In particular, greater tax co-ordination between member states should be considered, said the Italian who formerly ruled over the EU's internal market (1995-1999) and competition (1999-2004) portfolios.
"No one wants to eradicate completely tax competition," he said, as it "disciplines member states," but policymakers should prevent a further breakdown of internal market barriers favouring capital at the expense of labour markets.
Tax policy is touchy subject for many EU governments. Ireland is amongst those that have successfully used its low corporation tax as a means of attracting foreign businesses, with several newer member states adopting similar policies.

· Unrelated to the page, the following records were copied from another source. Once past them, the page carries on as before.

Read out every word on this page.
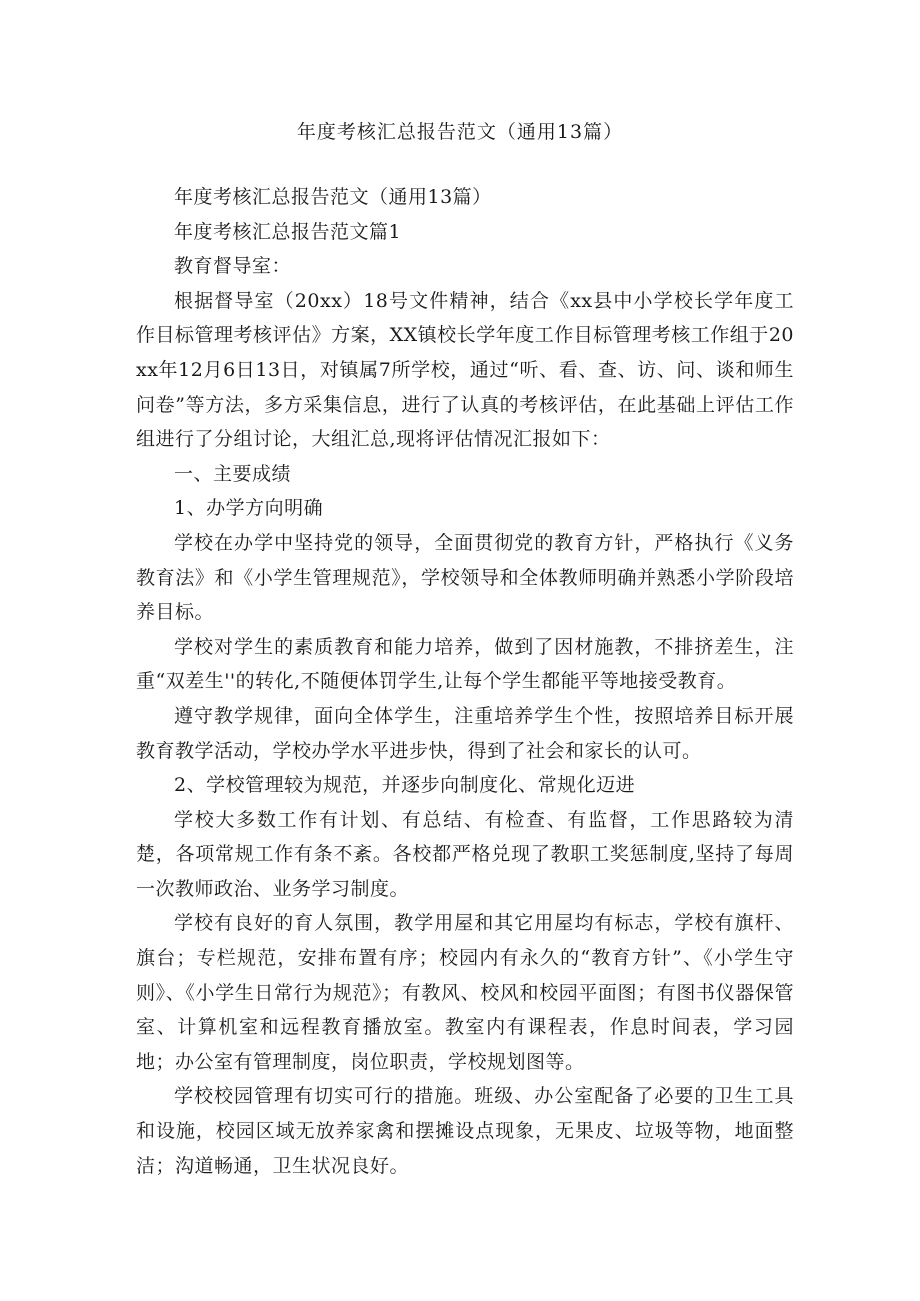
年度考核汇总报告范文（通用13篇）

年度考核汇总报告范文（通用13篇）

年度考核汇总报告范文篇1

教育督导室：

根据督导室（20xx）18号文件精神，结合《xx县中小学校长学年度工作目标管理考核评估》方案，XX镇校长学年度工作目标管理考核工作组于20xx年12月6日13日，对镇属7所学校，通过“听、看、查、访、问、谈和师生问卷”等方法，多方采集信息，进行了认真的考核评估，在此基础上评估工作组进行了分组讨论，大组汇总,现将评估情况汇报如下：

一、主要成绩

1、办学方向明确

学校在办学中坚持党的领导，全面贯彻党的教育方针，严格执行《义务教育法》和《小学生管理规范》，学校领导和全体教师明确并熟悉小学阶段培养目标。

学校对学生的素质教育和能力培养，做到了因材施教，不排挤差生，注重“双差生''的转化,不随便体罚学生,让每个学生都能平等地接受教育。

遵守教学规律，面向全体学生，注重培养学生个性，按照培养目标开展教育教学活动，学校办学水平进步快，得到了社会和家长的认可。

2、学校管理较为规范，并逐步向制度化、常规化迈进

学校大多数工作有计划、有总结、有检查、有监督，工作思路较为清楚，各项常规工作有条不紊。各校都严格兑现了教职工奖惩制度,坚持了每周一次教师政治、业务学习制度。

学校有良好的育人氛围，教学用屋和其它用屋均有标志，学校有旗杆、旗台；专栏规范，安排布置有序；校园内有永久的“教育方针”、《小学生守则》、《小学生日常行为规范》；有教风、校风和校园平面图；有图书仪器保管室、计算机室和远程教育播放室。教室内有课程表，作息时间表，学习园地；办公室有管理制度，岗位职责，学校规划图等。

学校校园管理有切实可行的措施。班级、办公室配备了必要的卫生工具和设施，校园区域无放养家禽和摆摊设点现象，无果皮、垃圾等物，地面整洁；沟道畅通，卫生状况良好。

Other countries such as Germany complain these low rates hamper the government's ability to raise the necessary tax receipts to provide adequate public services.

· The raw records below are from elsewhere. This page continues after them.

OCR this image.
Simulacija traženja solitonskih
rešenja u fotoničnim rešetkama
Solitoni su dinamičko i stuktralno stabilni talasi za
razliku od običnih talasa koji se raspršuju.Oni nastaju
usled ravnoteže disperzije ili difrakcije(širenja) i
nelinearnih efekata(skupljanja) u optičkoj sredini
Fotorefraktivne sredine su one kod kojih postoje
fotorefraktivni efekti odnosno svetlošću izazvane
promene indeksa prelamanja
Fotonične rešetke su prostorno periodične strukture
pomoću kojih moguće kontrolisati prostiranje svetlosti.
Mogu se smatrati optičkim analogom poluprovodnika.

As member states strive to bring their budget deficits into line with EU rules, taxes are expected to rise across the union in the coming years. A badly co-ordinated approach to this could accentuate capital flows to low-tax areas at the expense of European citizens, said Mr Monti.
"Perhaps countries in central and eastern Europe might be able to consider a less aggressive tax policy if they at the same time could provide greater labour into the other member states," he said, referring to current restrictions on workers from several newer member countries.
Relaunch
Despite the 1986 Single European Act and subsequent initiatives to promote greater free trade between member states, analysts and politicians tend to agree that the bloc's stated goal of a barrier-free single market still has a significant way to go.
An EU directive intending to liberalise the provision of services across Europe ran into considerable opposition, while the post-crisis environment has seen an increase in political rhetoric on the need to protect national businesses and jobs, led primarily by French President Nicolas Sarkozy.
"The single market has lost considerably its authority and prestige," warned Mr Monti.
He added that the crisis could be used as a springboard to relaunch the internal market, with his report's recommendations set to focus on both methods to do this and methods to make it politically acceptable.
For instance, the report will look at measures to address fears surrounding the services directive and ensuring consumer rights are protected under Europe's digital agenda.
Temporary support measures for European business must not continue indefinitely, added Mr Monti.
"We want to have respect for Keynes but we don't want to shut away Schumpter," he said, referring to two of Europe's most famous economists, the former a strong advocate of recession spending, the latter known for his theories on entrepreneurship and the fall of established companies.